There was minimal notice to those who are interested. Unless one checks the city website regularly, or happens to see an advertisement (which do not reach some Surrey residents at all), these meetings are never known to most people.

In addition, this meeting was held from 6 to 8 p.m., which is not the most opportune time for people who are just on their way home from work, and it was held at Hall’s Prairie Elementary, the night before a statutory holiday. The school is located in a remote rural part of Surrey that is miles from a transit line.

Had I known about this meeting more than 24 hours in advance, I would have attended, given my strong concern that Surrey is letting a unique heritage park be partially taken over by a private company.

Nonetheless, the city persists in holding sham meetings like this. They take place on the premise that no one can complain about a project if such a meeting is held, because they had the opportunity to speak up.

I’ve attended many of these meetings over the years, on several occasions about development plans in my neighbourhood. They are set-ups from the very beginning. Opinions that are at odds with the planning department are pushed off to the side and never featured in any report on the meetings.

Surrey, whether by accident or design, uses a scattergun approach to public consultation. Citizens are allowed to have their say, but the feedback is so diffused as a result of the process, the essence of their concerns is completely lost.

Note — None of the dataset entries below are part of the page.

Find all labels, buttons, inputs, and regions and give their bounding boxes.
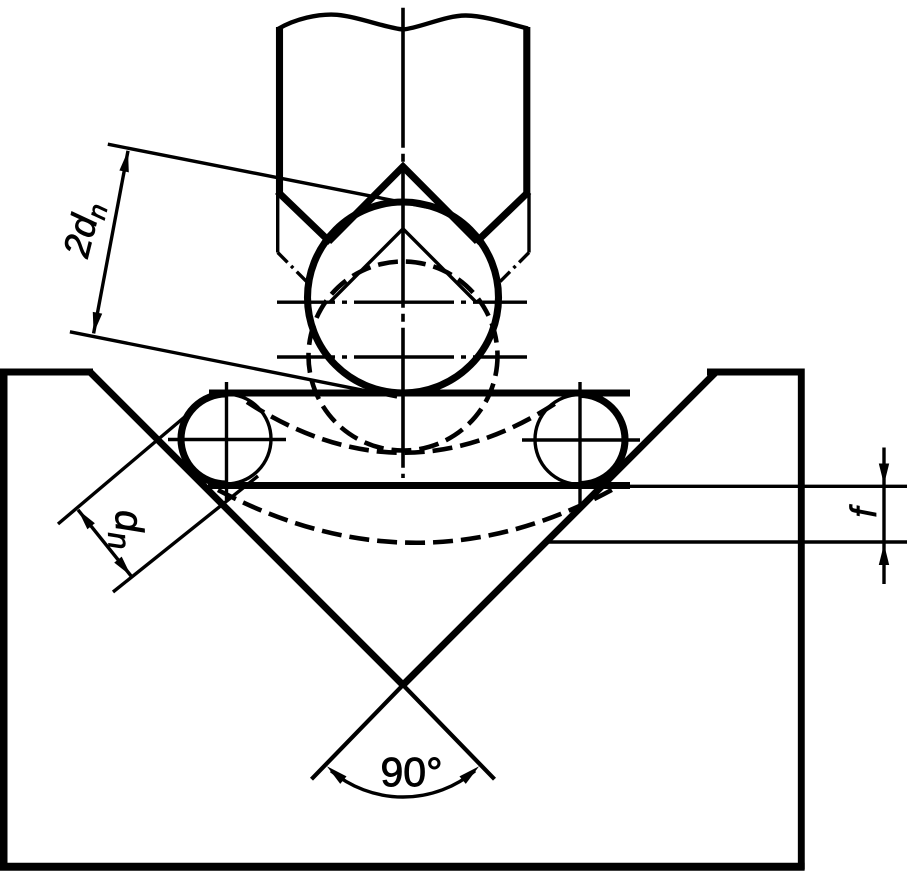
punch left hidden side xyxy=(276,194,279,253)
former lower position xyxy=(309,262,498,451)
bent specimen top surface xyxy=(247,402,556,453)
dimension dn upper arrowhead xyxy=(74,507,95,529)
punch body left side xyxy=(276,27,283,194)
angle dimension arc xyxy=(331,771,475,797)
right roller body xyxy=(535,395,625,485)
dimension 2dn upper arrowhead xyxy=(119,150,132,172)
dimension dn lower extension line xyxy=(113,476,258,592)
dimension f upper arrowhead xyxy=(879,464,889,485)
dimension f lower extension line xyxy=(546,540,907,543)
punch right hidden chamfer xyxy=(499,253,529,284)
former upper position xyxy=(308,202,499,393)
left roller horizontal centerline xyxy=(168,438,286,441)
left roller vertical centerline xyxy=(225,382,228,500)
dimension 2dn upper extension line xyxy=(108,144,438,209)
punch V-groove near edge xyxy=(330,229,476,302)
V-block top left edge xyxy=(0,368,93,375)
bent specimen bottom surface xyxy=(218,487,617,543)
punch V-groove far edge xyxy=(329,167,478,242)
V-block right side xyxy=(798,369,805,870)
svg-text:dn: dn xyxy=(101,509,151,550)
punch left hidden chamfer xyxy=(278,253,308,284)
left roller outer arc xyxy=(181,394,226,484)
svg-text:90°: 90° xyxy=(380,749,442,795)
dimension 2dn lower arrowhead xyxy=(89,312,102,334)
punch left chamfer xyxy=(278,192,331,243)
right roller vertical centerline xyxy=(578,382,581,505)
dimension f line xyxy=(882,448,885,585)
former upper axis xyxy=(277,301,527,304)
svg-text:f: f xyxy=(843,504,884,518)
dimension dn line xyxy=(78,510,131,576)
angle arc right arrowhead xyxy=(459,763,482,784)
dimension 2dn line xyxy=(94,151,128,334)
dimension f upper extension line xyxy=(630,485,907,488)
specimen bottom surface xyxy=(208,482,630,489)
V-groove right flank xyxy=(403,372,717,686)
dimension dn upper extension line xyxy=(58,407,197,525)
punch right hidden side xyxy=(527,194,530,253)
V-groove left flank extension xyxy=(403,685,495,779)
right roller outer arc xyxy=(580,395,625,485)
former lower axis xyxy=(277,355,527,358)
punch body right side xyxy=(523,27,530,194)
dimension f lower arrowhead xyxy=(879,544,889,565)
dimension 2dn lower extension line xyxy=(70,332,397,397)
center axis xyxy=(401,8,405,478)
right roller horizontal centerline xyxy=(522,438,640,441)
specimen top surface xyxy=(209,389,630,396)
V-block top right edge xyxy=(707,368,805,375)
left roller body xyxy=(181,394,271,484)
svg-text:2dn: 2dn xyxy=(55,197,113,263)
punch top break line xyxy=(278,15,528,30)
V-block left side xyxy=(0,369,8,870)
V-block bottom edge xyxy=(0,863,805,871)
punch right chamfer xyxy=(476,192,529,243)
angle arc left arrowhead xyxy=(324,763,347,784)
V-groove right flank extension xyxy=(312,685,404,779)
V-groove left flank xyxy=(90,372,404,686)
dimension dn lower arrowhead xyxy=(114,557,135,579)
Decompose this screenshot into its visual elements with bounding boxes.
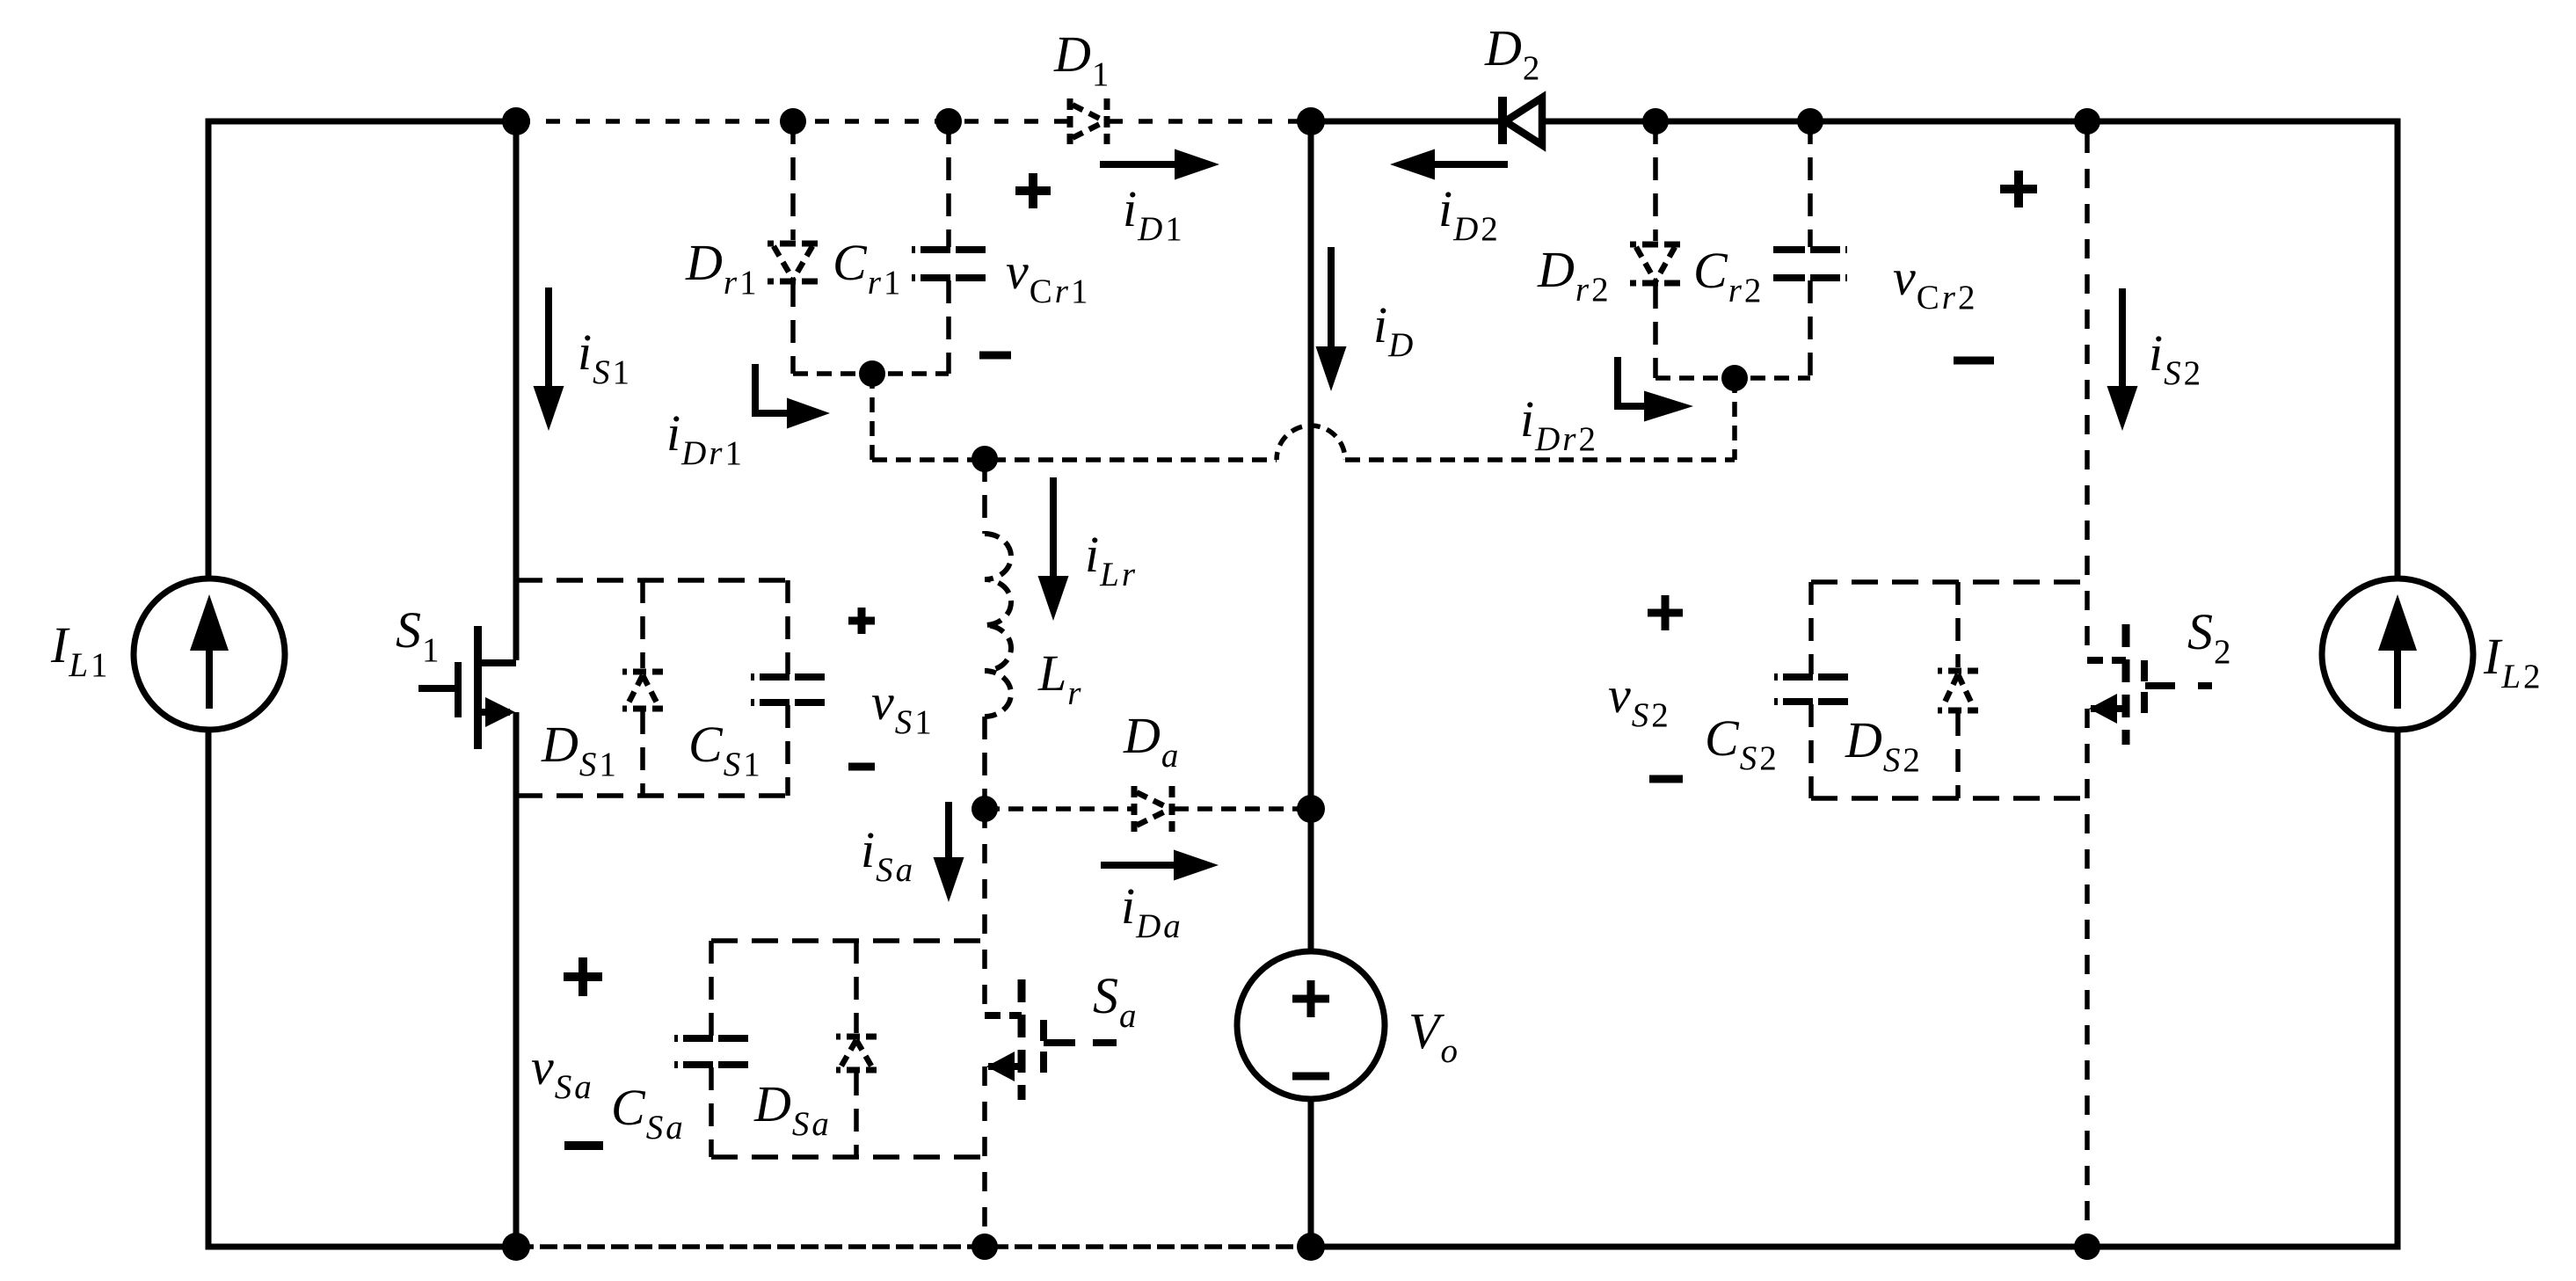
current arrow iLr: [1038, 477, 1069, 621]
wire Dr1-Cr1 join: [793, 371, 949, 376]
transistor S1: [418, 626, 516, 749]
label vCr1 plus: [1015, 173, 1051, 208]
label IL1: [50, 616, 108, 684]
label S1: [396, 601, 440, 669]
wire snubber box S1 top: [516, 578, 788, 583]
label iD2: [1438, 180, 1498, 248]
label vCr2 plus: [2000, 171, 2037, 207]
label vS1 minus: [848, 763, 875, 771]
label iDr2: [1520, 390, 1596, 458]
wire top-left rail: [208, 119, 516, 125]
node top Cr1: [935, 108, 962, 135]
current arrow iDr1: [755, 364, 830, 429]
inductor Lr: [985, 459, 1011, 807]
wire center upper: [1308, 121, 1314, 807]
node bottom Vo: [1297, 1233, 1325, 1261]
node S2 bottom: [2074, 1234, 2100, 1260]
transistor S2: [2087, 624, 2217, 745]
wire Dr2 stub down: [1732, 378, 1737, 460]
capacitor Cr2: [1773, 121, 1847, 378]
diode Dr2: [1630, 121, 1681, 378]
wire top rail dashed: [516, 119, 1311, 124]
current arrow iD1: [1100, 149, 1219, 180]
diode DSa: [836, 941, 877, 1157]
node top S1: [502, 107, 530, 135]
wire Dr1 stub down: [870, 374, 875, 460]
transistor Sa: [985, 979, 1117, 1100]
current arrow iDr2: [1618, 357, 1693, 422]
label iS1: [578, 324, 629, 391]
label vSa: [531, 1038, 592, 1106]
capacitor Cr1: [912, 121, 986, 374]
node Lr top: [971, 446, 998, 472]
diode D1: [1070, 98, 1107, 144]
wire S2 drain: [2085, 134, 2090, 660]
wire right edge lower: [2395, 729, 2401, 1250]
node top Dr2: [1642, 108, 1669, 135]
label vCr2 minus: [1954, 357, 1994, 365]
diode DS1: [622, 580, 663, 796]
wire bottom right rail: [1311, 1244, 2398, 1250]
label Da: [1123, 707, 1178, 775]
wire Da right: [1174, 806, 1311, 812]
label Dr1: [685, 234, 757, 302]
wire top rail right-b: [1542, 119, 2398, 125]
label CS2: [1705, 710, 1777, 777]
wire aux horizontal right: [1345, 457, 1735, 462]
wire bottom-left rail: [206, 1244, 517, 1250]
node Da out: [1297, 795, 1325, 823]
wire snubber box S2 bottom: [1811, 796, 2087, 801]
label iLr: [1085, 526, 1136, 593]
label vS1 plus: [848, 608, 875, 634]
wire Da left: [985, 806, 1132, 812]
node Dr1Cr1: [859, 360, 885, 387]
source Vo: [1237, 809, 1385, 1247]
wire aux horizontal left: [872, 457, 1277, 462]
wire Sa source: [982, 1066, 987, 1247]
label IL2: [2483, 628, 2541, 695]
diode Da: [1134, 786, 1172, 832]
wire Sa drain: [982, 809, 987, 1015]
label Cr1: [833, 234, 900, 302]
wire snubber box S2 top: [1811, 579, 2087, 585]
label D2: [1484, 19, 1539, 87]
label Cr2: [1693, 242, 1761, 309]
wire right edge upper: [2395, 119, 2401, 580]
label vCr1 minus: [979, 352, 1011, 360]
label vSa plus: [564, 957, 602, 996]
node Sa bottom: [971, 1234, 998, 1260]
current arrow iDa: [1101, 850, 1219, 881]
wire left edge upper: [206, 119, 212, 580]
label DS1: [541, 716, 616, 783]
current source IL2: [2322, 579, 2473, 730]
label iDr1: [666, 404, 742, 472]
label D1: [1053, 25, 1109, 93]
label vS2 plus: [1648, 595, 1683, 630]
label DS2: [1845, 711, 1920, 779]
diode DS2: [1938, 582, 1978, 798]
capacitor CSa: [674, 941, 748, 1157]
label iDa: [1121, 877, 1181, 945]
label Lr: [1037, 644, 1081, 712]
label CSa: [611, 1079, 683, 1146]
label vSa minus: [564, 1141, 603, 1150]
label S2: [2187, 603, 2231, 671]
wire S2 source: [2085, 709, 2090, 1247]
wire Sa box bottom: [711, 1154, 985, 1160]
label vS2 minus: [1649, 775, 1683, 783]
wire snubber box S1 bottom: [516, 793, 788, 798]
wire hop over center: [1277, 426, 1345, 460]
label vS2: [1608, 666, 1669, 734]
capacitor CS1: [751, 580, 825, 796]
wire top rail right-a: [1311, 119, 1503, 125]
diode Dr1: [768, 121, 819, 374]
node top S2: [2074, 108, 2100, 135]
diode D2: [1503, 97, 1542, 145]
node Lr bottom: [971, 796, 998, 822]
wire S1 source: [513, 712, 520, 1247]
wire S1 drain: [513, 121, 520, 660]
label Dr2: [1537, 241, 1609, 309]
current arrow iS2: [2107, 288, 2138, 431]
node top Dr1: [780, 108, 806, 135]
node top center: [1297, 107, 1325, 135]
label iSa: [861, 821, 913, 889]
node top Cr2: [1797, 108, 1823, 135]
current arrow iS1: [534, 287, 564, 431]
node Dr2Cr2: [1721, 365, 1748, 391]
capacitor CS2: [1774, 582, 1848, 798]
label iD: [1373, 296, 1413, 364]
current arrow iD: [1316, 247, 1347, 391]
wire bottom dashed rail: [516, 1244, 1311, 1249]
label iS2: [2149, 324, 2201, 392]
current arrow iSa: [934, 802, 964, 902]
wire Dr2-Cr2 join: [1655, 375, 1810, 381]
label Sa: [1093, 967, 1137, 1035]
label vCr1: [1006, 243, 1088, 310]
label vCr2: [1893, 249, 1975, 317]
label CS1: [688, 716, 760, 783]
label DSa: [753, 1075, 829, 1143]
label Vo: [1408, 1002, 1458, 1070]
current arrow iD2: [1390, 149, 1508, 180]
current source IL1: [134, 579, 285, 730]
label iD1: [1123, 180, 1182, 248]
wire Sa box top: [711, 938, 985, 943]
label vS1: [871, 673, 932, 741]
wire left edge lower: [206, 729, 212, 1250]
node bottom S1: [502, 1233, 530, 1261]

There are exceptions. When the community is able to rally around one project and it captures enough of the public’s interest, as happened with the planned road extension through Bear Creek Park, city staff and council cannot ignore it.

But in most other situations, the current approach works very well in ensuring that the city is run by senior staff in exactly the way they want it run, with minimal interference from council – and particularly from pesky citizens.